Afterwards the missionry couple drove us to the palace.  So kind!  As we entered the massive courtyard we were stunned to see hundreds—perhaps thousands—of people waiting and a serpentine line that filled the courtyard, doubling back on itself five times.  However, when in France…  We got our tickets and went to the back of the line.  Though rain threatened, none of it fell on us, and two and a half hours later, we entered the palace. 


The main palace is massive, and there are several in the complex that makes up Versailles.  The grounds are expansive--2,014 acres, 230 of which are gardens.


The style seems to be opulence and excess, and the “Sun King,” Louis XIV, seems to have believe that the sun literally rose and set with him.  There was a special ceremony that involved watching him waking up in the morning.  Favored courtiers got to watch him eat.  And the palace--so many rooms.  So much gilding.  So many statues.  So much marble.  Impressive, yes, but we wondered whether the people of France had enough to eat.  Probably the French Revolution answered that question. 

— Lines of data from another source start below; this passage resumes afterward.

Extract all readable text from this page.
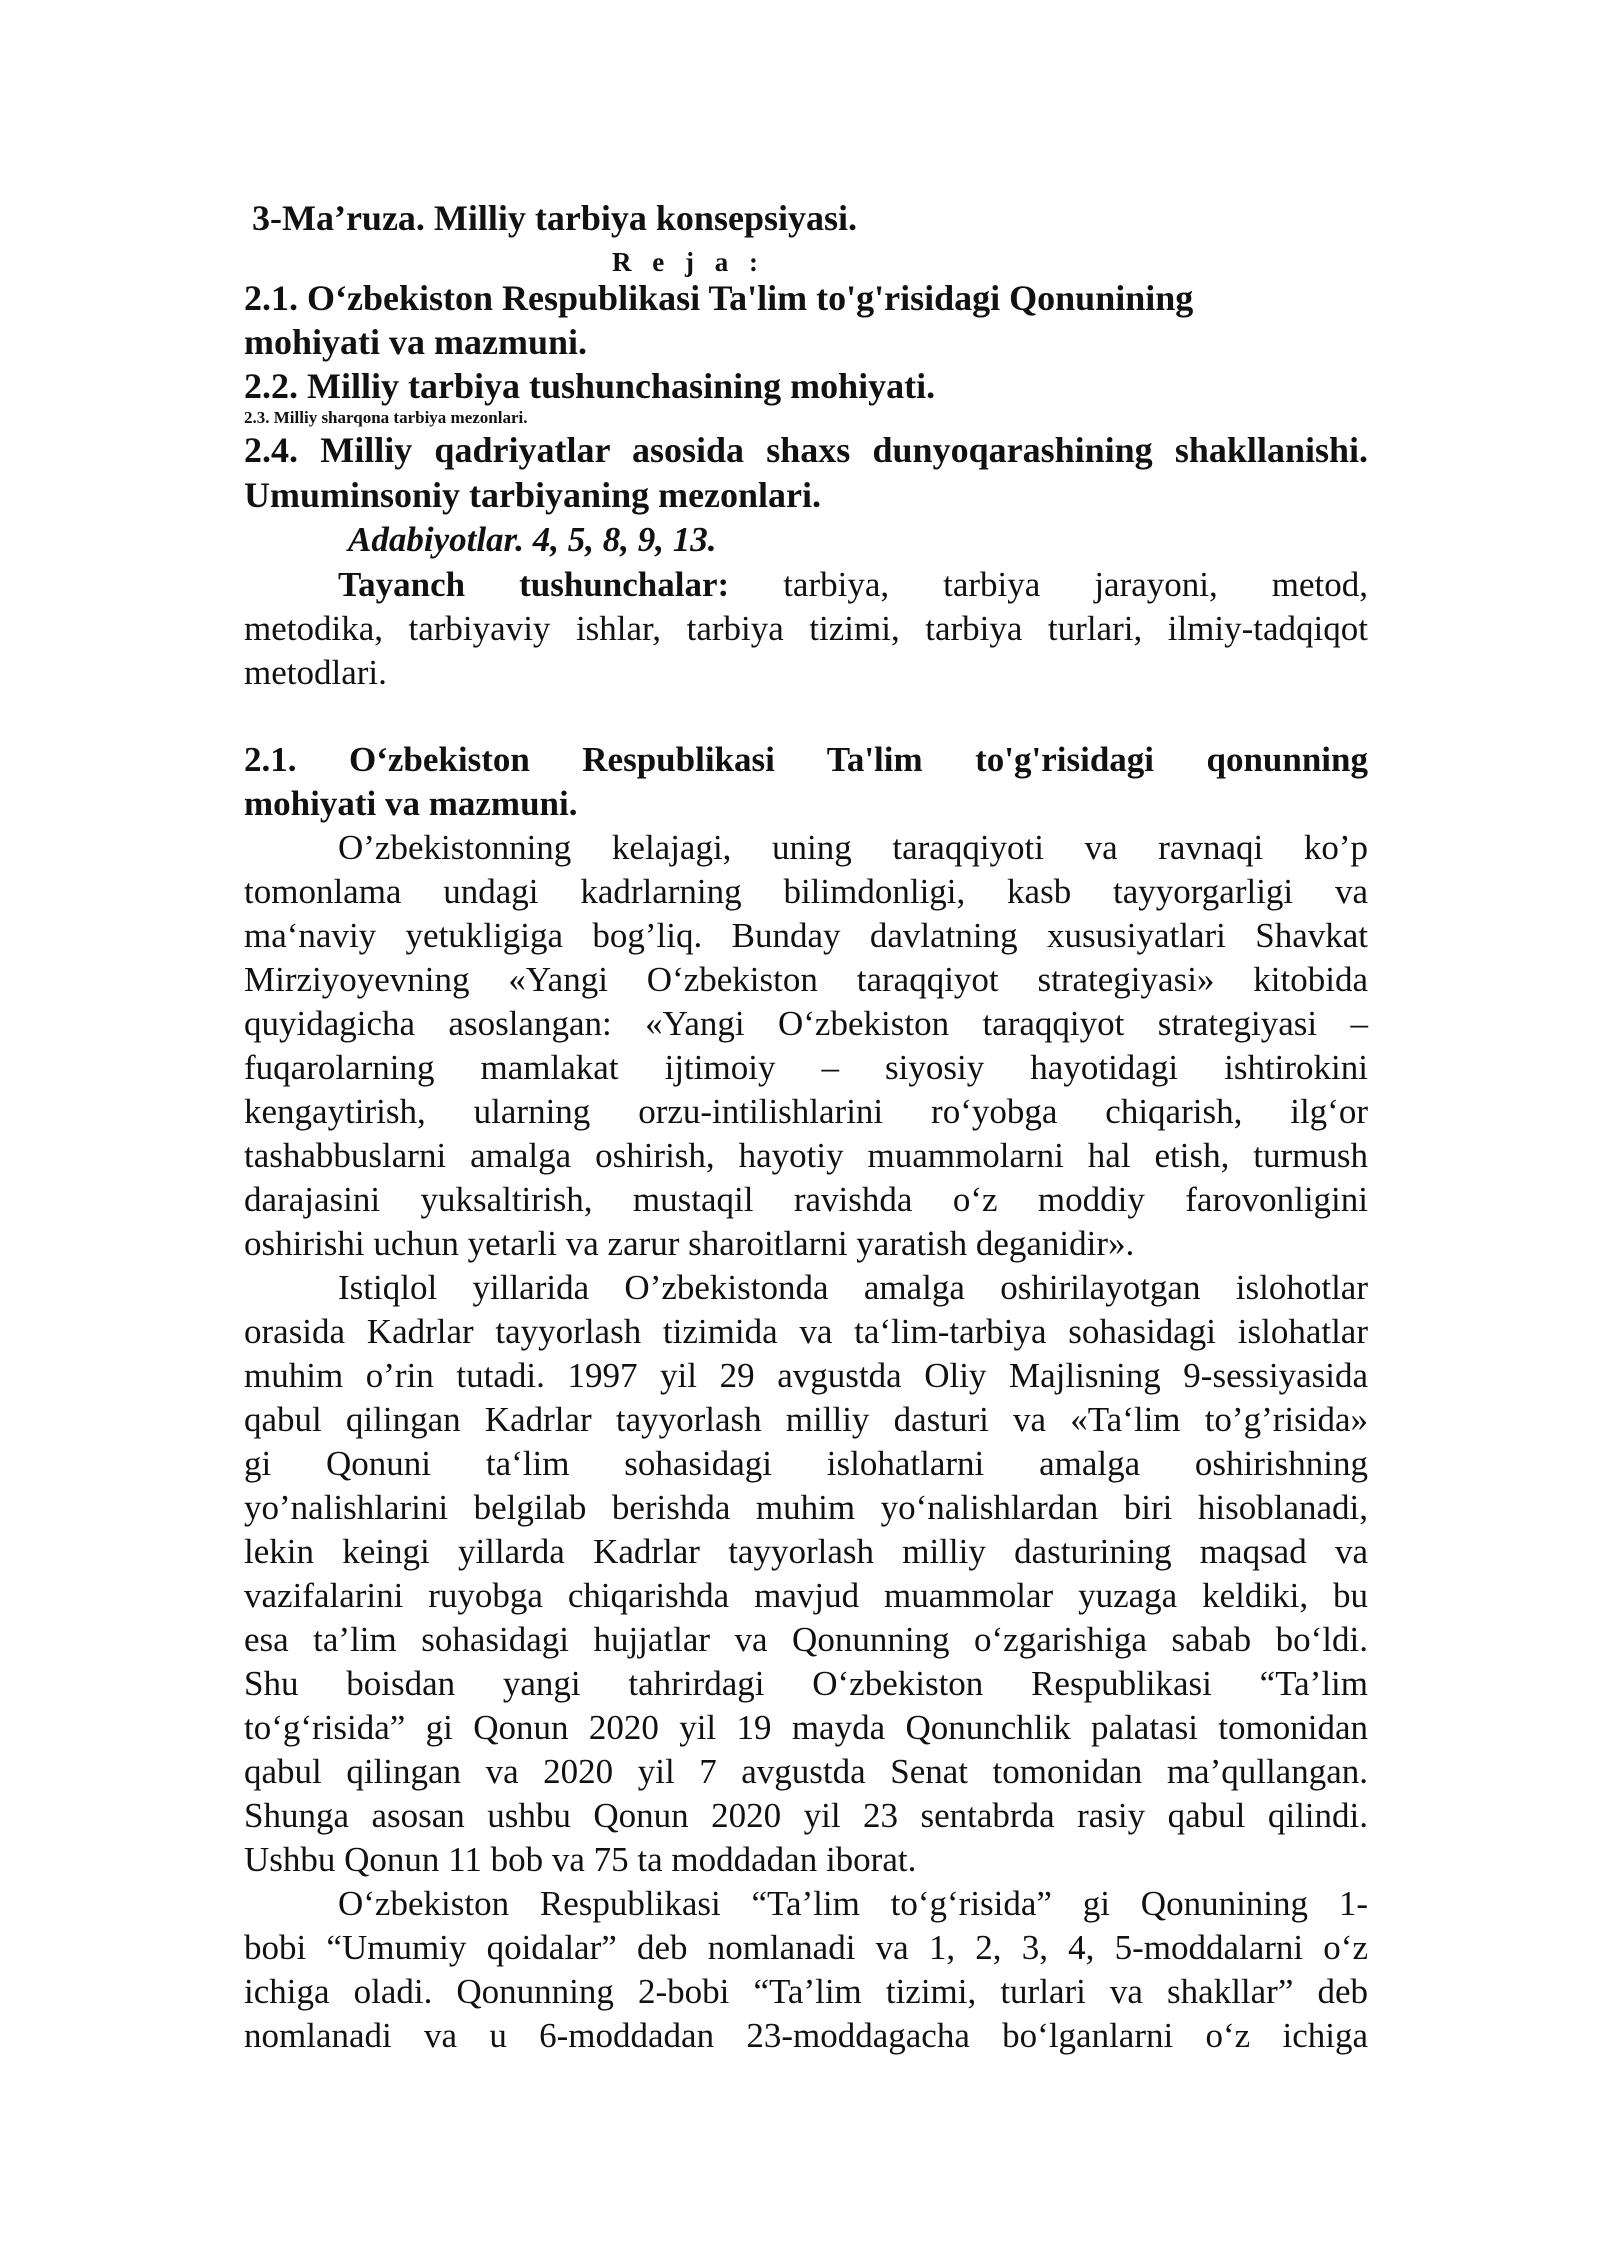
3-Ma’ruza. Milliy tarbiya konsepsiyasi.
R e j a :
2.1. O‘zbekiston Respublikasi Ta'lim to'g'risidagi Qonunining
mohiyati va mazmuni.
2.2. Milliy tarbiya tushunchasining mohiyati.
2.3. Milliy sharqona tarbiya mezonlari.
2.4. Milliy qadriyatlar asosida shaxs dunyoqarashining shakllanishi.
Umuminsoniy tarbiyaning mezonlari.
Adabiyotlar. 4, 5, 8, 9, 13.
Tayanch tushunchalar: tarbiya, tarbiya jarayoni, metod,
metodika, tarbiyaviy ishlar, tarbiya tizimi, tarbiya turlari, ilmiy-tadqiqot
metodlari.
2.1. O‘zbekiston Respublikasi Ta'lim to'g'risidagi qonunning
mohiyati va mazmuni.
O’zbekistonning kelajagi, uning taraqqiyoti va ravnaqi ko’p
tomonlama undagi kadrlarning bilimdonligi, kasb tayyorgarligi va
ma‘naviy yetukligiga bog’liq. Bunday davlatning xususiyatlari Shavkat
Mirziyoyevning «Yangi O‘zbekiston taraqqiyot strategiyasi» kitobida
quyidagicha asoslangan: «Yangi O‘zbekiston taraqqiyot strategiyasi –
fuqarolarning mamlakat ijtimoiy – siyosiy hayotidagi ishtirokini
kengaytirish, ularning orzu-intilishlarini ro‘yobga chiqarish, ilg‘or
tashabbuslarni amalga oshirish, hayotiy muammolarni hal etish, turmush
darajasini yuksaltirish, mustaqil ravishda o‘z moddiy farovonligini
oshirishi uchun yetarli va zarur sharoitlarni yaratish deganidir».
Istiqlol yillarida O’zbekistonda amalga oshirilayotgan islohotlar
orasida Kadrlar tayyorlash tizimida va ta‘lim-tarbiya sohasidagi islohatlar
muhim o’rin tutadi. 1997 yil 29 avgustda Oliy Majlisning 9-sessiyasida
qabul qilingan Kadrlar tayyorlash milliy dasturi va «Ta‘lim to’g’risida»
gi Qonuni ta‘lim sohasidagi islohatlarni amalga oshirishning
yo’nalishlarini belgilab berishda muhim yo‘nalishlardan biri hisoblanadi,
lekin keingi yillarda Kadrlar tayyorlash milliy dasturining maqsad va
vazifalarini ruyobga chiqarishda mavjud muammolar yuzaga keldiki, bu
esa ta’lim sohasidagi hujjatlar va Qonunning o‘zgarishiga sabab bo‘ldi.
Shu boisdan yangi tahrirdagi O‘zbekiston Respublikasi “Ta’lim
to‘g‘risida” gi Qonun 2020 yil 19 mayda Qonunchlik palatasi tomonidan
qabul qilingan va 2020 yil 7 avgustda Senat tomonidan ma’qullangan.
Shunga asosan ushbu Qonun 2020 yil 23 sentabrda rasiy qabul qilindi.
Ushbu Qonun 11 bob va 75 ta moddadan iborat.
O‘zbekiston Respublikasi “Ta’lim to‘g‘risida” gi Qonunining 1-
bobi “Umumiy qoidalar” deb nomlanadi va 1, 2, 3, 4, 5-moddalarni o‘z
ichiga oladi. Qonunning 2-bobi “Ta’lim tizimi, turlari va shakllar” deb
nomlanadi va u 6-moddadan 23-moddagacha bo‘lganlarni o‘z ichiga
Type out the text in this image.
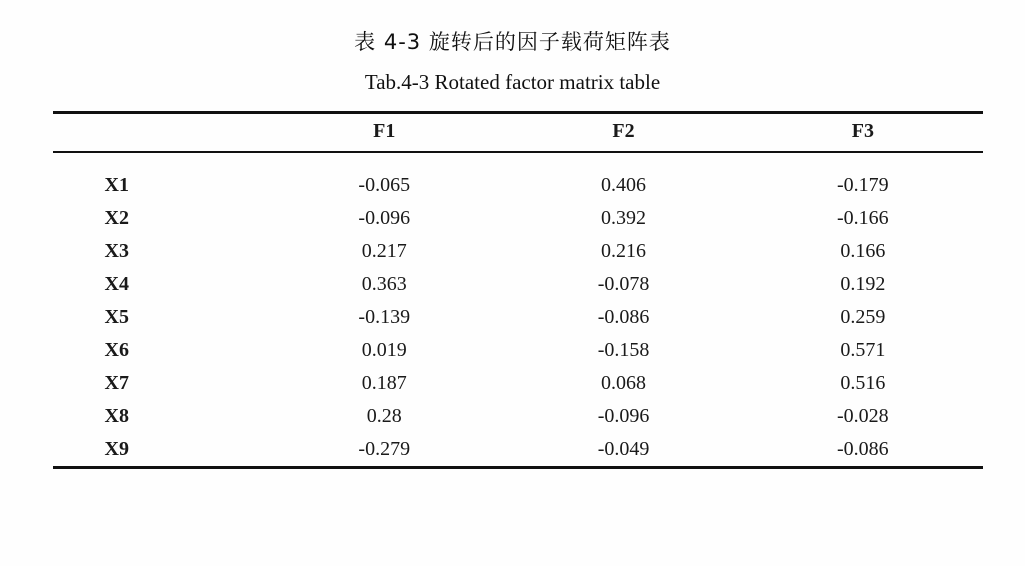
表 4-3 旋转后的因子载荷矩阵表
Tab.4-3 Rotated factor matrix table
	F1	F2	F3

X1	-0.065	0.406	-0.179
X2	-0.096	0.392	-0.166
X3	0.217	0.216	0.166
X4	0.363	-0.078	0.192
X5	-0.139	-0.086	0.259
X6	0.019	-0.158	0.571
X7	0.187	0.068	0.516
X8	0.28	-0.096	-0.028
X9	-0.279	-0.049	-0.086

The next day we explored Paris using the Big Bus.  We’ve decided we definitely need another trip to Paris someday.  We began with the Louvre and felt that we could have spent days just exploring that.  Mary stood open mouthed in front of painting after painting, statue after statue.  We did see the Mona Lisa, which we decided is a case of being famous because it is so famous.  Worthy, yes, but there is so much more to see in the Louvre!

Glass pyramids in the courtyard of the Louvre

Glass pyramid from the inside

DaVinci's "The Virgin and Child with St. Anne"
"Winged Victory"
























Notre Dame was impressive—all those flying buttresses and gargoyles. 


And of course the Eiffel Tower.  Built for the 1889 World’s Fair, it was intended to be taken down afterwards, but it still stands and is visited by more people than any other paid tourist attraction in the world.




We took the elevator up to the top for an unforgettable view of the stunning city of Paris.  We rode the elevator part way back down and then walked through the skeleton of metal for the final descent.  Truly amazing.

The Arc de Triomphe from the Eiffel Tower
Looking down on the Palais de Chaillot

A streak of sun illuminates Montmartre
As we made our way back to the train station, we were charmed to see that the Gare du Nord subway entrance was one of the original Art Nouveau entrances built around 1900.  We had seen the one in the National Gallery of Art Sculpture Garden in D.C. and were thrilled to see one still in its original location.  Mary loves the sinuous curves of Art Nouveau.  Encyclopedia Britannica says, “The distinguishing ornamental characteristic of Art Nouveau is its undulating, asymmetrical line, often taking the form of flower stalks and buds, vine tendrils, insect wings, and other delicate and sinuous natural objects.”  Look closely and you will see this exemplified. 


And then it was all aboard the train and a quick ride back to London.  We’re so grateful to our dear friends Kent and Joyce for their kindness and hospitality.  And we’re so grateful to everyone throughout history who built these two great cities and made them such a gift to the world—and to us.